Option years that are significantly larger than the average yearly salary of the deal alter the calculation of the Average Annual Value as calculated for determining luxury tax payroll. The relevant language is found in two excerpts of Article XXIII E. (5) (c) of the Collective Bargaining Agreement:

“Highest Guaranteed Year Value” shall be the sum of the Base Salary plus any attributed Signing Bonus, deferred compensation or annuity costs, plus any potential bonuses (other than Award Bonuses) in the Guaranteed Year of the Contract with the highest such sum; provided, however, that if the Highest Guaranteed Year Value is itself greater than 127.5% of the Average Annual Value of the Contract, then 127.5% of the Average Annual Value of the Contract shall be substituted for the Highest Guaranteed Year Value in the calculation called for by subparagraph (ii)(B) below.

(B) Rule. If the Club Option Year Value exceeds 122.5% of the Highest Guaranteed Year Value, then the difference between the Club Option Year Value and 122.5% of the Highest Guaranteed Year Value shall be treated as a Signing Bonus in the calculation of the Contract’s Average Annual Value.

What does that language mean for Lester’s deal? First, a look at how Lester’s contract broke down:

2009 – $1 million

2010 – $3.75 million

2011 – $5.75 million

2012 – $7.625 million

2013 – $11.625 million

2014 – $13 million option ($250,000 buyout)

So, in this case, the average annual salary (which takes the total guaranteed salary plus a signing bonus plus an option buyout divided by the number of guaranteed years of the contract, so $30 million divided by five years) is $6 million. But the highest guaranteed salary ($11.625 million) exceeded by 127.5 percent of that $6 million AAV ($7.65 million).
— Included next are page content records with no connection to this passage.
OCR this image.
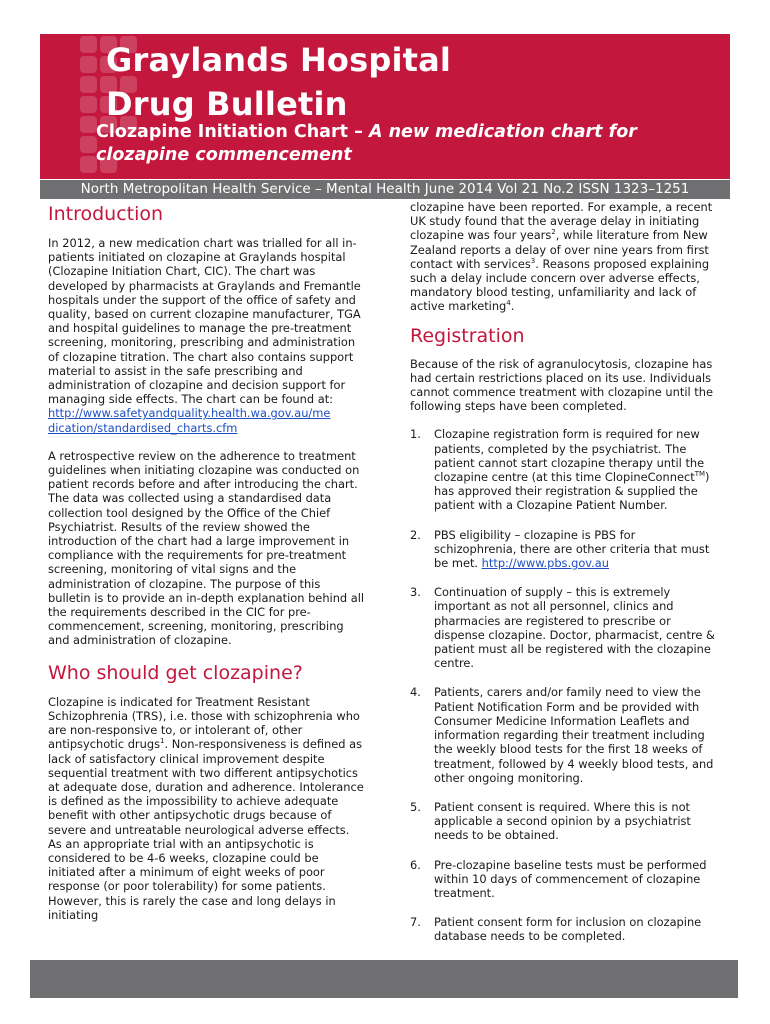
Graylands Hospital
Drug Bulletin
Clozapine Initiation Chart – A new medication chart for clozapine commencement
North Metropolitan Health Service – Mental Health June 2014 Vol 21 No.2 ISSN 1323–1251
Introduction

In 2012, a new medication chart was trialled for all in-patients initiated on clozapine at Graylands hospital (Clozapine Initiation Chart, CIC). The chart was developed by pharmacists at Graylands and Fremantle hospitals under the support of the office of safety and quality, based on current clozapine manufacturer, TGA and hospital guidelines to manage the pre-treatment screening, monitoring, prescribing and administration of clozapine titration. The chart also contains support material to assist in the safe prescribing and administration of clozapine and decision support for managing side effects. The chart can be found at:
http://www.safetyandquality.health.wa.gov.au/me
dication/standardised_charts.cfm

A retrospective review on the adherence to treatment guidelines when initiating clozapine was conducted on patient records before and after introducing the chart. The data was collected using a standardised data collection tool designed by the Office of the Chief Psychiatrist. Results of the review showed the introduction of the chart had a large improvement in compliance with the requirements for pre-treatment screening, monitoring of vital signs and the administration of clozapine. The purpose of this bulletin is to provide an in-depth explanation behind all the requirements described in the CIC for pre-commencement, screening, monitoring, prescribing and administration of clozapine.

Who should get clozapine?

Clozapine is indicated for Treatment Resistant Schizophrenia (TRS), i.e. those with schizophrenia who are non-responsive to, or intolerant of, other antipsychotic drugs$^1$. Non-responsiveness is defined as lack of satisfactory clinical improvement despite sequential treatment with two different antipsychotics at adequate dose, duration and adherence. Intolerance is defined as the impossibility to achieve adequate benefit with other antipsychotic drugs because of severe and untreatable neurological adverse effects. As an appropriate trial with an antipsychotic is considered to be 4-6 weeks, clozapine could be initiated after a minimum of eight weeks of poor response (or poor tolerability) for some patients. However, this is rarely the case and long delays in initiating

clozapine have been reported. For example, a recent UK study found that the average delay in initiating clozapine was four years$^2$, while literature from New Zealand reports a delay of over nine years from first contact with services$^3$. Reasons proposed explaining such a delay include concern over adverse effects, mandatory blood testing, unfamiliarity and lack of active marketing$^4$.

Registration

Because of the risk of agranulocytosis, clozapine has had certain restrictions placed on its use. Individuals cannot commence treatment with clozapine until the following steps have been completed.

1. Clozapine registration form is required for new patients, completed by the psychiatrist. The patient cannot start clozapine therapy until the clozapine centre (at this time ClopineConnect™) has approved their registration & supplied the patient with a Clozapine Patient Number.
2. PBS eligibility – clozapine is PBS for schizophrenia, there are other criteria that must be met. http://www.pbs.gov.au
3. Continuation of supply – this is extremely important as not all personnel, clinics and pharmacies are registered to prescribe or dispense clozapine. Doctor, pharmacist, centre & patient must all be registered with the clozapine centre.
4. Patients, carers and/or family need to view the Patient Notification Form and be provided with Consumer Medicine Information Leaflets and information regarding their treatment including the weekly blood tests for the first 18 weeks of treatment, followed by 4 weekly blood tests, and other ongoing monitoring.
5. Patient consent is required. Where this is not applicable a second opinion by a psychiatrist needs to be obtained.
6. Pre-clozapine baseline tests must be performed within 10 days of commencement of clozapine treatment.
7. Patient consent form for inclusion on clozapine database needs to be completed.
So, for luxury tax purposes, the Highest Guaranteed Year Value is treated as $7.65 million rather than $11.625 million based on the first highlighted paragraph of the CBA.

That becomes important in the second highlighted paragraph of the CBA, since the option ($13 million — or, more precisely, $12.75 million, since the $250,000 buyout was already being treated as guaranteed money) is considerably larger than 122.5 percent of the $7.65 million that represents the Highest Guaranteed Year Value ($9.37125). Because of that disparity, under the language of the CBA, the difference between Lester’s option ($12.75 million) and 122.5 percent of the Highest Guaranteed Year Value ($9.37125) was treated as a signing bonus that factored into the AAV.

What?

Here’s another way of looking at how Lester’s AAV was calculated:

$30 million in guaranteed money divided by five years ($6 million)

PLUS

[$12.75 million (non-guaranteed part of Lester's option) - $9.37125 million (122.5 percent of Highest Guaranteed Year Value)] divided by five years  ($675,750)

So, Lester’s AAV for the last five years was calculated as $6.67575 million — counting for slightly more than previously characterized for the purposes of figuring out luxury tax.

But that, in turn, means that his option is calculated at less than its actual salary value of $13 million. For 2014, the part of Lester’s option that was treated as either guaranteed ($250,000 for the buyout) or a signing bonus over the last five years ($3.37875 million) does not count towards luxury tax payroll calculations for the coming year. Thus, his 2014 AAV (as interpreted for luxury tax purposes) is actually $9.37125 million — thus giving a notable chunk of money with which to play while trying to stay under the luxury tax threshold in 2014.

Only one other Red Sox player (Clay Buchholz, whose 2014 AAV is treated as approximately $7.75 million, rather than the previous characterization of his AAV as being $7.49 million) is impacted significantly by this option calculation.

Of course, all of that likely represents a less prominent concern for the Red Sox than the simple matter of whether or not Lester is money on the mound. And by and large, for the life of his contract, he’s been just that.